(1.) The chairs of theology and philosophy (during the scholastic ages) were the oracular seats from which the doctrines of Aristotle were expounded as the rationale of theological and moral truth. "There cannot be a body of rules without a rationale, and this rationale constitutes the science. There were poets before there were rules of poetical composition; but before Aristotle, or Horace, or Boileau, or Pope could write their arts of poetry and criticism, they had considered the reasons on which their precepts rested, they had conceived in their own minds a theory of the art. In like manner, there were navigators before there was an art of navigation; but before the art of navigation could teach the methods of finding the ship's place by observations of the heavenly bodies, the science of astronomy must have explained the system of the world." Anthony Sparrow, bishop of Exeter. is the author of a work entitled A Rationale upon the Book of Common Prayer.
(2.) A peculiar form of the bishop's pallium (pectorale, λογύον), appropriated by the bishops of Rome to themselves from the time in which they began to assume the title of pontifices maximi and the dignity of the high-priests of the Old Testament. It was sometimes sent by the Roman pontiffs to other bishops as a mark of distinction and favor. It was in the form of a trefoil, quatrefoil, or oblong square, like the piece of stuff worn by the Aaronic high-priest. It appears in England on bishop Gifford's monument at Worcester in 1301. It was worn, perhaps for the last time on record, at Rheims. The pope has a formal, and cardinals and Italian bishops wear superb brooches to clasp their copes. The Greek περιστέθιον, worn by patriarchs and metropolitans over the chasuble, is an oblong plate of gold or silver, jewelled.

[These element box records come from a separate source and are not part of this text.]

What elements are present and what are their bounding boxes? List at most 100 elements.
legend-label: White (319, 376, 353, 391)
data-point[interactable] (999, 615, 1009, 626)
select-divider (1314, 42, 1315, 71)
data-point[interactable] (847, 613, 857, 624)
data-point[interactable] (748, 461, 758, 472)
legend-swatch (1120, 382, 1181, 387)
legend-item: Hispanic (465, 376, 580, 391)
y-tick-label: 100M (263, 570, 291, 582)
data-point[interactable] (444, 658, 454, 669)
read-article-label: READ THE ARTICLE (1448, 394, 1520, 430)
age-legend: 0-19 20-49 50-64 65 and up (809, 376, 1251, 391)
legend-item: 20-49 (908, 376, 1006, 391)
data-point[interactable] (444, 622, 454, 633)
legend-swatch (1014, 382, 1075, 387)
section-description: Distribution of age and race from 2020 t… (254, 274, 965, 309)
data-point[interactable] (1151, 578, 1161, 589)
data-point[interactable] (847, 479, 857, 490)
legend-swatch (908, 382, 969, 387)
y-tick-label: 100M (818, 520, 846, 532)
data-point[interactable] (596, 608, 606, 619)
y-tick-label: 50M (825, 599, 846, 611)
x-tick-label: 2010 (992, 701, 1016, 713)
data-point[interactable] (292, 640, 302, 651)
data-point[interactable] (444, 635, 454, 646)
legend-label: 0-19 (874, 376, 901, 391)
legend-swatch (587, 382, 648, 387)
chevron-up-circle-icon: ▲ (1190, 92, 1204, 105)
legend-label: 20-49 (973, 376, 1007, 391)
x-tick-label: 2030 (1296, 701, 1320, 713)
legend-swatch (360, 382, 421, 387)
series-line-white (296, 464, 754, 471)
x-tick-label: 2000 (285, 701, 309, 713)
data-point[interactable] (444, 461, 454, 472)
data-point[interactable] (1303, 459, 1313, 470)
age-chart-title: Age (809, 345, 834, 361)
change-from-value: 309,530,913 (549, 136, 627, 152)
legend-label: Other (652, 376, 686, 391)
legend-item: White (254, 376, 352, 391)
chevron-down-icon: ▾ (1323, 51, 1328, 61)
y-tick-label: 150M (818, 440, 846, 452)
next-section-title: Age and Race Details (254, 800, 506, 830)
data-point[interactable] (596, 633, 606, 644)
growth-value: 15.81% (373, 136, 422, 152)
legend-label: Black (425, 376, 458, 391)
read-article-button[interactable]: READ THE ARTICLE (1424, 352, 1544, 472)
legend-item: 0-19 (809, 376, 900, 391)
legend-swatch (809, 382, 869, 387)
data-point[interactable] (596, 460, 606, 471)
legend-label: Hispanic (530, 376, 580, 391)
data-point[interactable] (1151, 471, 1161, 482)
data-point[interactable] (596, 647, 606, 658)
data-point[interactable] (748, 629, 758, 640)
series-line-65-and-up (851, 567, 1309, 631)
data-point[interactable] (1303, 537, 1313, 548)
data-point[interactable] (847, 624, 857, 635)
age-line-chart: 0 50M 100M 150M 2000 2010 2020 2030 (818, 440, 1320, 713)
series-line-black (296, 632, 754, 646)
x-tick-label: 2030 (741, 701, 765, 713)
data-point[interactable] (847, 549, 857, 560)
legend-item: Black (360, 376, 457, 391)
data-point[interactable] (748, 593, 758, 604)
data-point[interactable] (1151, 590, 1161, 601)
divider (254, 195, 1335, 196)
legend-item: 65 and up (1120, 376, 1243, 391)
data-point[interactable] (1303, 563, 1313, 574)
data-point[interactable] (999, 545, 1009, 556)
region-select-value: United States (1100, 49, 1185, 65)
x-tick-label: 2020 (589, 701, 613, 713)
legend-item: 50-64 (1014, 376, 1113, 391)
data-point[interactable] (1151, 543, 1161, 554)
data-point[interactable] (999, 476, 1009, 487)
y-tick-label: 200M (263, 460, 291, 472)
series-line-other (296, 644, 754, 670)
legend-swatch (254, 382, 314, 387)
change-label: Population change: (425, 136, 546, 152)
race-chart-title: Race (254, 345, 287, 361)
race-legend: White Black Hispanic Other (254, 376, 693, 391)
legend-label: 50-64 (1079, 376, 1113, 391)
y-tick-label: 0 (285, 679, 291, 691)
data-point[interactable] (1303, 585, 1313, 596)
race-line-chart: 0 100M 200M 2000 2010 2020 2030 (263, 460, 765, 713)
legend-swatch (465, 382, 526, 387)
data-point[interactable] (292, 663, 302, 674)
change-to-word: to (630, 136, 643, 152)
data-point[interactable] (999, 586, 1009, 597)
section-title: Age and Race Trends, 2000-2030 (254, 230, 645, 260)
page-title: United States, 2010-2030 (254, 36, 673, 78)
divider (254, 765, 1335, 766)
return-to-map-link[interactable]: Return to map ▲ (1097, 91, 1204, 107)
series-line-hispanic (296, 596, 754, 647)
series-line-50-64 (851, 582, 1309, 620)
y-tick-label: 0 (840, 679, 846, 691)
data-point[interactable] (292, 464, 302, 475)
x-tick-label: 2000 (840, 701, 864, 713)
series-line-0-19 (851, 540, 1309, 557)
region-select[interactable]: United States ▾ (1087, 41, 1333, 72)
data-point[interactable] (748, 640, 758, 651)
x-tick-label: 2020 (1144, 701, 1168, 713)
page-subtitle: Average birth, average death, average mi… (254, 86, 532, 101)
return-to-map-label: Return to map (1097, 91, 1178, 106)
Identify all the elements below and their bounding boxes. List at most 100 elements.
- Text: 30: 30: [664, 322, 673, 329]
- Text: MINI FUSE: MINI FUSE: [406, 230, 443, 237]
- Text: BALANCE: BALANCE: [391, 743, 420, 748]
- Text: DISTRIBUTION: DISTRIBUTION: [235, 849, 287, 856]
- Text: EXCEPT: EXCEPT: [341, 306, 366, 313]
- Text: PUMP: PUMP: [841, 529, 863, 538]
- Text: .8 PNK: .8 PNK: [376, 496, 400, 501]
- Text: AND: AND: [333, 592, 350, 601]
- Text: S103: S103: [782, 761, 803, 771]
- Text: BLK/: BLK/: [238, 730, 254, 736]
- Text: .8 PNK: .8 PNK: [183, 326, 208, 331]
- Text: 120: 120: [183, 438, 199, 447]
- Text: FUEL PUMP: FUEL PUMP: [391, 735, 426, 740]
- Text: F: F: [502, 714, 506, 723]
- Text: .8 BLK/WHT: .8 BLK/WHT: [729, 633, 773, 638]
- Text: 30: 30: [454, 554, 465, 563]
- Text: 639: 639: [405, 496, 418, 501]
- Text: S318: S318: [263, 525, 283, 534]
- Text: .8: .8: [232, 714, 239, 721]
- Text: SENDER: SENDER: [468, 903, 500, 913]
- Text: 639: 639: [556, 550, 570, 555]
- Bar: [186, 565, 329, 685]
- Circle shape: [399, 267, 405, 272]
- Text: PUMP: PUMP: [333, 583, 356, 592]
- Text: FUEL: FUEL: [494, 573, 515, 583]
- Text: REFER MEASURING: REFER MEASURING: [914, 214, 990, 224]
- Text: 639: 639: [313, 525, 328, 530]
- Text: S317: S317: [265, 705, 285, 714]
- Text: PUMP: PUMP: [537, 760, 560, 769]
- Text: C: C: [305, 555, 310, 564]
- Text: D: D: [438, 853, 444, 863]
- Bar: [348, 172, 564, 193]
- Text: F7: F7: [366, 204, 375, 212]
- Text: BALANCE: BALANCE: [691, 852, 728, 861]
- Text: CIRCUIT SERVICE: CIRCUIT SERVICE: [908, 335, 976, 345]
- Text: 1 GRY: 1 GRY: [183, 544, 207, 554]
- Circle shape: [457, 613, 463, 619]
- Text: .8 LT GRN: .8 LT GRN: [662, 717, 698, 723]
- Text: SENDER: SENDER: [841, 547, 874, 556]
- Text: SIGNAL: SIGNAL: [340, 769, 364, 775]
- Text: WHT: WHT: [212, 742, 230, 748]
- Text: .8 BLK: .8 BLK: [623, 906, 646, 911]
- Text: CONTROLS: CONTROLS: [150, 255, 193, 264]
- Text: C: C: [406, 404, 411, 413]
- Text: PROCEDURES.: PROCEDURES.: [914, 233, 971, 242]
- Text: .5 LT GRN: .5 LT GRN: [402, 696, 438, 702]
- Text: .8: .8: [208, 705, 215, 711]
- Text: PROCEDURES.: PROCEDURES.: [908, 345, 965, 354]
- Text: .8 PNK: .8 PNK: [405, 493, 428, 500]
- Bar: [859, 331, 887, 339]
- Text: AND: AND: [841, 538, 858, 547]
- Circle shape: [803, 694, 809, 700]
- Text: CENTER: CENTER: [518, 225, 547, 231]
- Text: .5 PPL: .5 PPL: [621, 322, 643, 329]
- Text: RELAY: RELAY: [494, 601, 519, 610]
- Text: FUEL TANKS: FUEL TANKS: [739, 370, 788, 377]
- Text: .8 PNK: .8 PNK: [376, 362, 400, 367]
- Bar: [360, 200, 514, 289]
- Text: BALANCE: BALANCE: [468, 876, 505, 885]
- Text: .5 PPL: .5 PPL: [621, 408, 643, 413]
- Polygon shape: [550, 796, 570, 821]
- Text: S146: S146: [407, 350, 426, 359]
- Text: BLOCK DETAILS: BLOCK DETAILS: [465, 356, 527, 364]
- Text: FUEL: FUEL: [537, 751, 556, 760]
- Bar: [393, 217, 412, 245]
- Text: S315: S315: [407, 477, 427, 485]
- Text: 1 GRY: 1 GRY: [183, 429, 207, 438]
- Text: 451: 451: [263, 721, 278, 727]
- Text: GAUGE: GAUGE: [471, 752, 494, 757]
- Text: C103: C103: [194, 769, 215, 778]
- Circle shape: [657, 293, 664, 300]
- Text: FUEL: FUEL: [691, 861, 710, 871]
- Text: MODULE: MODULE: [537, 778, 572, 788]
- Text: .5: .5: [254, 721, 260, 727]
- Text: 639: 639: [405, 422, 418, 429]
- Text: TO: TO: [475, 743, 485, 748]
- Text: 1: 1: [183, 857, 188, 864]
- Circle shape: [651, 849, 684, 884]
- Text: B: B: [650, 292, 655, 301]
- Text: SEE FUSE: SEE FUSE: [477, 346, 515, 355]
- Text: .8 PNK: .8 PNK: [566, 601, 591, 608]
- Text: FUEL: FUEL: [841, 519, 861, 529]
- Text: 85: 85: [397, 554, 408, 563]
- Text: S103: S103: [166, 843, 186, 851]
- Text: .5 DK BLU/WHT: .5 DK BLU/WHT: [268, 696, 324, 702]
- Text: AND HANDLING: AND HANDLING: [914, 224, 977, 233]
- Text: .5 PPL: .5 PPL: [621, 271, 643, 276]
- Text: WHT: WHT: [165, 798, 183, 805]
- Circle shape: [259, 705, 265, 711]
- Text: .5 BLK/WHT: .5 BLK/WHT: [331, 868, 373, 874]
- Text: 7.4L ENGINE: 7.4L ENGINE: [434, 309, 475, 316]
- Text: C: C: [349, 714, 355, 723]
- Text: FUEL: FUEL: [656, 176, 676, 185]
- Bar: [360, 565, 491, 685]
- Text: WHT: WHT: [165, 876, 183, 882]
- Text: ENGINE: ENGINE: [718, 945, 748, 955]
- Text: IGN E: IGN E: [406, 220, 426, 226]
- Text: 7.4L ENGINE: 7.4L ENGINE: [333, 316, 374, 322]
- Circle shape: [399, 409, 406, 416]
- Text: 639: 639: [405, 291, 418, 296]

(3.) The word rationale is also the name of a treatise explaining the meaning, and justifying the continuance, of that ceremonial which it was thought fit to retain in the Church of England in the year 1541. The members of the committee to whom this subject was intrusted were warmly attached to the splendor of the Roman ritual, and, of course, made few alterations. The collects in which prayers were offered for the pope, and the offices for Thomas a Becket and some other saints, were omitted; but so slight were the changes introduced that in many churches the missal and breviary already in use were retained. The Rationale Divinorum Officiorum of Durand, bishop of Mende, written in the latter part of the 13th century, gives the "reasons" of the forms and ceremonies of Romish worship. See Collier, Eccles. Hist. v, 106; Burnet, Hist. of the Ref. 1, 63; Riddle, Christian Antiq. (see Index).